Classified ?

The data is rudimentary. The analysis is poor. And is kept secret

 
Last Updated: Sunday 07 June 2015

Classified ?

We are not supposed to keep on publishing the report," says N K Ganguly, director-general, icmr. "We are supposed to carry out research and cannot spend money on a particular project," he justifies. It is as if icmr's cancer data is protected under the Officials Secrets Act. Repeated requests to gain access to information fall on deaf ears. Regional registries collect information on cancer incidence and publish annual reports. But most of them do not make it public. "Please contact icmr to get the reports," says B M Nene, chairperson, Rural Cancer registry, Nargis Dutt Memorial Cancer Hospital, Barsi . " icmr will give you the information of Delhi registry," says Kusum Verma, project chief of the Delhi Cancer Registry.

It is not just the lack of published data that rankles but also the tortuous ways of icmr when it comes to providing information about the ncrp. A questionnaire sent by Down To Earth to the director-general of icmr was supposedly forwarded to the project coordinator who in turn forwarded it to the ncrp headquarters at Bangalore. So far, there has been no reply. "The trends do not change so quickly," claims Ganguly, suggesting that the earlier data still holds good. But data shows that cancer trends are changing very rapidly. In Nagpur for example, a sudden rise in cases of leukemia and lymphomas in early 1990s can be seen. In Pune, during 1986-1990, cancer of the larynx in men topped the list but within the next four years, it became the third most common cancer in the city.

"Data cannot be published in the form given to us and therefore it takes time to publish it," says Ganguly, overlooking the fact that the data is given to them in a standardised format.

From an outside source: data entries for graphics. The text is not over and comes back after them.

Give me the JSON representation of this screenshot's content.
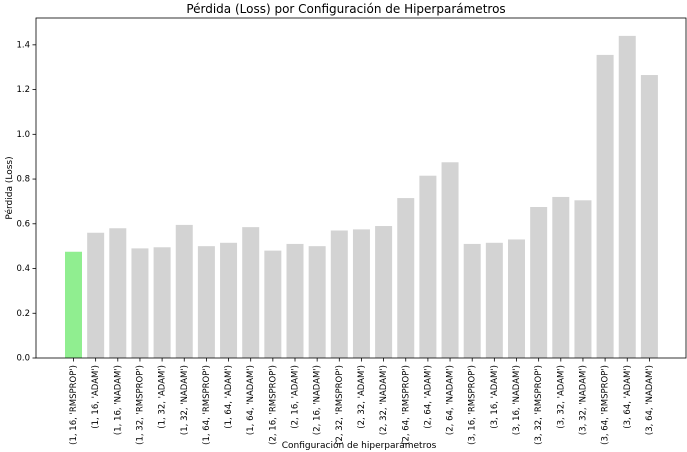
{
  "chart_data": {
    "type": "bar",
    "title": "Pérdida (Loss) por Configuración de Hiperparámetros",
    "xlabel": "Configuración de hiperparámetros",
    "ylabel": "Pérdida (Loss)",
    "ylim": [
      0,
      1.52
    ],
    "yticks": [
      "0.0",
      "0.2",
      "0.4",
      "0.6",
      "0.8",
      "1.0",
      "1.2",
      "1.4"
    ],
    "ytick_values": [
      0,
      0.2,
      0.4,
      0.6,
      0.8,
      1.0,
      1.2,
      1.4
    ],
    "grid": false,
    "categories": [
      "(1, 16, 'RMSPROP')",
      "(1, 16, 'ADAM')",
      "(1, 16, 'NADAM')",
      "(1, 32, 'RMSPROP')",
      "(1, 32, 'ADAM')",
      "(1, 32, 'NADAM')",
      "(1, 64, 'RMSPROP')",
      "(1, 64, 'ADAM')",
      "(1, 64, 'NADAM')",
      "(2, 16, 'RMSPROP')",
      "(2, 16, 'ADAM')",
      "(2, 16, 'NADAM')",
      "(2, 32, 'RMSPROP')",
      "(2, 32, 'ADAM')",
      "(2, 32, 'NADAM')",
      "(2, 64, 'RMSPROP')",
      "(2, 64, 'ADAM')",
      "(2, 64, 'NADAM')",
      "(3, 16, 'RMSPROP')",
      "(3, 16, 'ADAM')",
      "(3, 16, 'NADAM')",
      "(3, 32, 'RMSPROP')",
      "(3, 32, 'ADAM')",
      "(3, 32, 'NADAM')",
      "(3, 64, 'RMSPROP')",
      "(3, 64, 'ADAM')",
      "(3, 64, 'NADAM')"
    ],
    "values": [
      0.475,
      0.56,
      0.58,
      0.49,
      0.495,
      0.595,
      0.5,
      0.515,
      0.585,
      0.48,
      0.51,
      0.5,
      0.57,
      0.575,
      0.59,
      0.715,
      0.815,
      0.875,
      0.51,
      0.515,
      0.53,
      0.675,
      0.72,
      0.705,
      1.355,
      1.44,
      1.265
    ],
    "highlight_index": 0,
    "colors": {
      "bar": "#d3d3d3",
      "highlight": "#90ee90"
    }
  }
}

Even the forms for data collection were carefully designed -- the methodology was decided in Mumbai in 1980. This was based on the Mumbai cancer registry, which existed even before the ncrp was set up.

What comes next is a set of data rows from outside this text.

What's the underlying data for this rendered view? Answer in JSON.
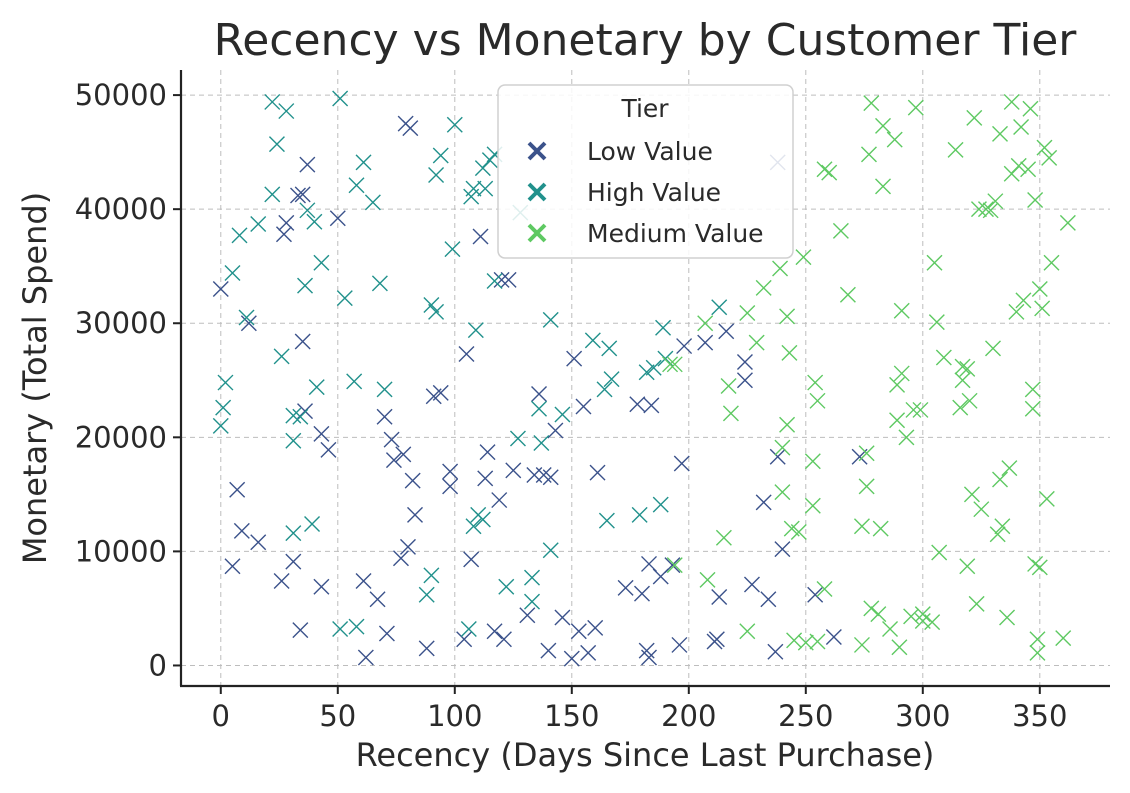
{
  "chart_data": {
    "type": "scatter",
    "title": "Recency vs Monetary by Customer Tier",
    "xlabel": "Recency (Days Since Last Purchase)",
    "ylabel": "Monetary (Total Spend)",
    "xlim": [
      -17,
      380
    ],
    "ylim": [
      -1800,
      52200
    ],
    "x_ticks": [
      0,
      50,
      100,
      150,
      200,
      250,
      300,
      350
    ],
    "y_ticks": [
      0,
      10000,
      20000,
      30000,
      40000,
      50000
    ],
    "grid": true,
    "marker": "x",
    "legend": {
      "title": "Tier",
      "position": "top-center"
    },
    "series": [
      {
        "name": "Low Value",
        "color": "#3b528b",
        "points": [
          [
            0,
            33000
          ],
          [
            7,
            15400
          ],
          [
            9,
            11800
          ],
          [
            12,
            30000
          ],
          [
            16,
            10800
          ],
          [
            5,
            8700
          ],
          [
            26,
            7400
          ],
          [
            27,
            37800
          ],
          [
            28,
            38800
          ],
          [
            31,
            9100
          ],
          [
            33,
            41200
          ],
          [
            35,
            41300
          ],
          [
            35,
            28400
          ],
          [
            34,
            3100
          ],
          [
            36,
            22300
          ],
          [
            37,
            43900
          ],
          [
            43,
            20300
          ],
          [
            43,
            6900
          ],
          [
            46,
            18900
          ],
          [
            50,
            39200
          ],
          [
            61,
            7400
          ],
          [
            62,
            700
          ],
          [
            67,
            5800
          ],
          [
            71,
            2800
          ],
          [
            70,
            21800
          ],
          [
            73,
            19800
          ],
          [
            74,
            18000
          ],
          [
            77,
            9400
          ],
          [
            78,
            18500
          ],
          [
            79,
            47500
          ],
          [
            80,
            10400
          ],
          [
            81,
            47100
          ],
          [
            82,
            16200
          ],
          [
            83,
            13200
          ],
          [
            88,
            1500
          ],
          [
            91,
            23600
          ],
          [
            94,
            23900
          ],
          [
            98,
            17000
          ],
          [
            98,
            15700
          ],
          [
            104,
            2300
          ],
          [
            105,
            27300
          ],
          [
            107,
            9300
          ],
          [
            111,
            37600
          ],
          [
            113,
            16400
          ],
          [
            114,
            18700
          ],
          [
            117,
            3000
          ],
          [
            119,
            14500
          ],
          [
            120,
            33800
          ],
          [
            121,
            2300
          ],
          [
            123,
            33800
          ],
          [
            125,
            17100
          ],
          [
            131,
            4400
          ],
          [
            134,
            16700
          ],
          [
            136,
            23800
          ],
          [
            138,
            16700
          ],
          [
            140,
            1300
          ],
          [
            141,
            16500
          ],
          [
            143,
            20600
          ],
          [
            146,
            4200
          ],
          [
            150,
            600
          ],
          [
            151,
            26900
          ],
          [
            153,
            3000
          ],
          [
            155,
            22700
          ],
          [
            157,
            1100
          ],
          [
            160,
            3300
          ],
          [
            161,
            16900
          ],
          [
            173,
            6800
          ],
          [
            178,
            22900
          ],
          [
            180,
            6300
          ],
          [
            182,
            1300
          ],
          [
            183,
            700
          ],
          [
            183,
            8900
          ],
          [
            184,
            22800
          ],
          [
            188,
            7800
          ],
          [
            193,
            8800
          ],
          [
            196,
            1800
          ],
          [
            197,
            17700
          ],
          [
            198,
            28000
          ],
          [
            207,
            28300
          ],
          [
            211,
            2100
          ],
          [
            212,
            2300
          ],
          [
            213,
            6000
          ],
          [
            216,
            29300
          ],
          [
            224,
            26600
          ],
          [
            224,
            25000
          ],
          [
            227,
            7100
          ],
          [
            232,
            14300
          ],
          [
            234,
            5800
          ],
          [
            237,
            1200
          ],
          [
            238,
            18300
          ],
          [
            238,
            44100
          ],
          [
            240,
            10200
          ],
          [
            254,
            6200
          ],
          [
            262,
            2500
          ],
          [
            273,
            18300
          ]
        ]
      },
      {
        "name": "High Value",
        "color": "#21918c",
        "points": [
          [
            0,
            21000
          ],
          [
            1,
            22600
          ],
          [
            2,
            24800
          ],
          [
            5,
            34400
          ],
          [
            8,
            37700
          ],
          [
            11,
            30500
          ],
          [
            16,
            38700
          ],
          [
            22,
            41300
          ],
          [
            22,
            49400
          ],
          [
            24,
            45700
          ],
          [
            26,
            27100
          ],
          [
            28,
            48600
          ],
          [
            31,
            19700
          ],
          [
            31,
            21900
          ],
          [
            31,
            11600
          ],
          [
            34,
            21800
          ],
          [
            36,
            33300
          ],
          [
            37,
            39900
          ],
          [
            39,
            12400
          ],
          [
            40,
            38900
          ],
          [
            41,
            24400
          ],
          [
            43,
            35300
          ],
          [
            51,
            49700
          ],
          [
            51,
            3200
          ],
          [
            53,
            32200
          ],
          [
            57,
            24900
          ],
          [
            58,
            3400
          ],
          [
            58,
            42100
          ],
          [
            61,
            44100
          ],
          [
            65,
            40600
          ],
          [
            68,
            33500
          ],
          [
            70,
            24200
          ],
          [
            88,
            6200
          ],
          [
            90,
            31600
          ],
          [
            90,
            7900
          ],
          [
            92,
            43000
          ],
          [
            92,
            31000
          ],
          [
            94,
            44700
          ],
          [
            99,
            36500
          ],
          [
            100,
            47400
          ],
          [
            106,
            3200
          ],
          [
            107,
            41100
          ],
          [
            108,
            12200
          ],
          [
            108,
            41800
          ],
          [
            109,
            29400
          ],
          [
            110,
            13200
          ],
          [
            112,
            12800
          ],
          [
            112,
            43600
          ],
          [
            113,
            41800
          ],
          [
            115,
            44300
          ],
          [
            117,
            33700
          ],
          [
            117,
            44800
          ],
          [
            122,
            6900
          ],
          [
            127,
            19900
          ],
          [
            128,
            39700
          ],
          [
            133,
            5600
          ],
          [
            133,
            7700
          ],
          [
            136,
            22500
          ],
          [
            137,
            19500
          ],
          [
            141,
            30300
          ],
          [
            141,
            10100
          ],
          [
            146,
            22000
          ],
          [
            159,
            28500
          ],
          [
            164,
            24200
          ],
          [
            165,
            12700
          ],
          [
            166,
            27800
          ],
          [
            167,
            25100
          ],
          [
            179,
            13200
          ],
          [
            182,
            25700
          ],
          [
            185,
            26100
          ],
          [
            188,
            14100
          ],
          [
            189,
            29600
          ],
          [
            190,
            26900
          ],
          [
            213,
            31400
          ]
        ]
      },
      {
        "name": "Medium Value",
        "color": "#5ec962",
        "points": [
          [
            194,
            8800
          ],
          [
            192,
            26400
          ],
          [
            194,
            26400
          ],
          [
            208,
            7500
          ],
          [
            207,
            30000
          ],
          [
            215,
            11200
          ],
          [
            217,
            24500
          ],
          [
            218,
            22100
          ],
          [
            225,
            3000
          ],
          [
            225,
            30900
          ],
          [
            229,
            28300
          ],
          [
            232,
            33100
          ],
          [
            239,
            34800
          ],
          [
            240,
            15200
          ],
          [
            240,
            19100
          ],
          [
            242,
            21100
          ],
          [
            242,
            30600
          ],
          [
            243,
            27400
          ],
          [
            244,
            12000
          ],
          [
            245,
            2200
          ],
          [
            247,
            11700
          ],
          [
            249,
            35800
          ],
          [
            250,
            2000
          ],
          [
            253,
            17900
          ],
          [
            253,
            14000
          ],
          [
            254,
            24800
          ],
          [
            255,
            23200
          ],
          [
            255,
            2100
          ],
          [
            258,
            6700
          ],
          [
            258,
            43500
          ],
          [
            260,
            43200
          ],
          [
            265,
            38100
          ],
          [
            268,
            32500
          ],
          [
            274,
            1800
          ],
          [
            274,
            12200
          ],
          [
            276,
            15700
          ],
          [
            276,
            18600
          ],
          [
            277,
            44800
          ],
          [
            278,
            49300
          ],
          [
            278,
            5000
          ],
          [
            281,
            4500
          ],
          [
            282,
            12000
          ],
          [
            283,
            47300
          ],
          [
            283,
            42000
          ],
          [
            286,
            3200
          ],
          [
            288,
            46100
          ],
          [
            289,
            21500
          ],
          [
            289,
            24600
          ],
          [
            290,
            1600
          ],
          [
            291,
            25600
          ],
          [
            291,
            31100
          ],
          [
            293,
            20000
          ],
          [
            295,
            4300
          ],
          [
            296,
            22400
          ],
          [
            297,
            48900
          ],
          [
            299,
            22400
          ],
          [
            300,
            3900
          ],
          [
            300,
            4500
          ],
          [
            304,
            3800
          ],
          [
            305,
            35300
          ],
          [
            306,
            30100
          ],
          [
            307,
            9900
          ],
          [
            309,
            27000
          ],
          [
            314,
            45200
          ],
          [
            316,
            22600
          ],
          [
            317,
            25000
          ],
          [
            317,
            26200
          ],
          [
            319,
            26000
          ],
          [
            319,
            8700
          ],
          [
            320,
            23200
          ],
          [
            321,
            15000
          ],
          [
            322,
            48000
          ],
          [
            323,
            5400
          ],
          [
            324,
            40000
          ],
          [
            325,
            13700
          ],
          [
            327,
            40000
          ],
          [
            329,
            39900
          ],
          [
            330,
            27800
          ],
          [
            331,
            40700
          ],
          [
            332,
            11500
          ],
          [
            333,
            46600
          ],
          [
            333,
            16300
          ],
          [
            334,
            12200
          ],
          [
            336,
            4200
          ],
          [
            337,
            17300
          ],
          [
            338,
            43100
          ],
          [
            338,
            49400
          ],
          [
            340,
            31000
          ],
          [
            341,
            43800
          ],
          [
            342,
            47200
          ],
          [
            343,
            32000
          ],
          [
            345,
            43500
          ],
          [
            346,
            48800
          ],
          [
            347,
            24200
          ],
          [
            347,
            22500
          ],
          [
            348,
            8900
          ],
          [
            348,
            40800
          ],
          [
            349,
            1100
          ],
          [
            349,
            2300
          ],
          [
            350,
            8600
          ],
          [
            350,
            33000
          ],
          [
            351,
            31300
          ],
          [
            352,
            45400
          ],
          [
            353,
            14600
          ],
          [
            354,
            44500
          ],
          [
            355,
            35300
          ],
          [
            360,
            2400
          ],
          [
            362,
            38800
          ]
        ]
      }
    ]
  }
}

While official reasons for the delay are not available, some other reasons (read excuses) for the non-availability are doing the rounds. The data is being "cleaned" by the experts, the data is being reanalysed on the basis of the new population figures of the census. Grapevine has it that the delay is also due to some "internal politics". "Publishing data is just not a priority with the authorities," rues Surendra Shastri, head, department of preventive oncology, tmc, Mumbai.

Reliability
The epidemiological studies on cancer in India has a number of shortcomings. One of the biggest shortcoming of the ncrp is the small population it covers. "India is a vast country -- people in different areas are exposed to different types of environmental conditions and have totally different lifestyles," says G K Rath, head of department of radiation oncology, irch. Shastri has an interesting example of how an independent survey can reveal the inadequacies of icmr's data collection. "During the preliminary survey on cervix cancer carried out be tmc in the slums of Mumbai, we found that the number of cases reported by the Mumbai Cancer Registry was nearly 20 per cent higher that what we found out," says Shastri.

Another study which reveals why icmr needs to go in for far more thorough data collection was conducted by the department of preventive oncology of tmc on cancer incidence in slum areas of Mumbai. The incidence of cancer was found to be shockingly high. In 14 screening camps, 1,207 women were screened for cancer and 22 of them tested positive. There are hundreds of slum areas in the country and the cancer incidence is unimaginable. "Only 5 per cent of the population is covered by the programme," adds Rath. In the us, the population covered is 95 per cent. "The data is required only on sample basis for assessing the various parameters in different geographical locations," refutes C P Thakur, Union minister for health and family welfare (mohfw). "It is not necessary to have registries for this purpose alone in all the locations while we have other priorities," he insists. When quizzed why icmr does not publish data regularly, Thakur says, " icmr is anyway not supposed to publish the data."

Another weakness is that the data is never analysed as to why the cancers are occurring. Farooq Ahmad Matta, physician at the Jawaharlal Nehru Medical Hospital, Srinagar, cites an example: Data suggests that cancer of the gall bladder is increasing in the northern India. Generally a diet rich in cholesterol is said to be the culprit. Though the diet in Jammu and Kashmir is also rich in fats, there are not too many gall bladder cancers cases. This suggests that factors other than the diet could be responsible for the cancer of the gall bladder.

"The reports are also poorly analysed," says Shastri. For example, it is said that the incidence of cancer is much higher among the Parsi community. But the fact that the average lifespan of a Parsi is many times higher than others is not taken into consideration. The data may be overestimation or an underestimation.

The research is absent, the data is locked out of sight. Meanwhile, cancer wards across the country are getting noisier. If only the icmr could listen.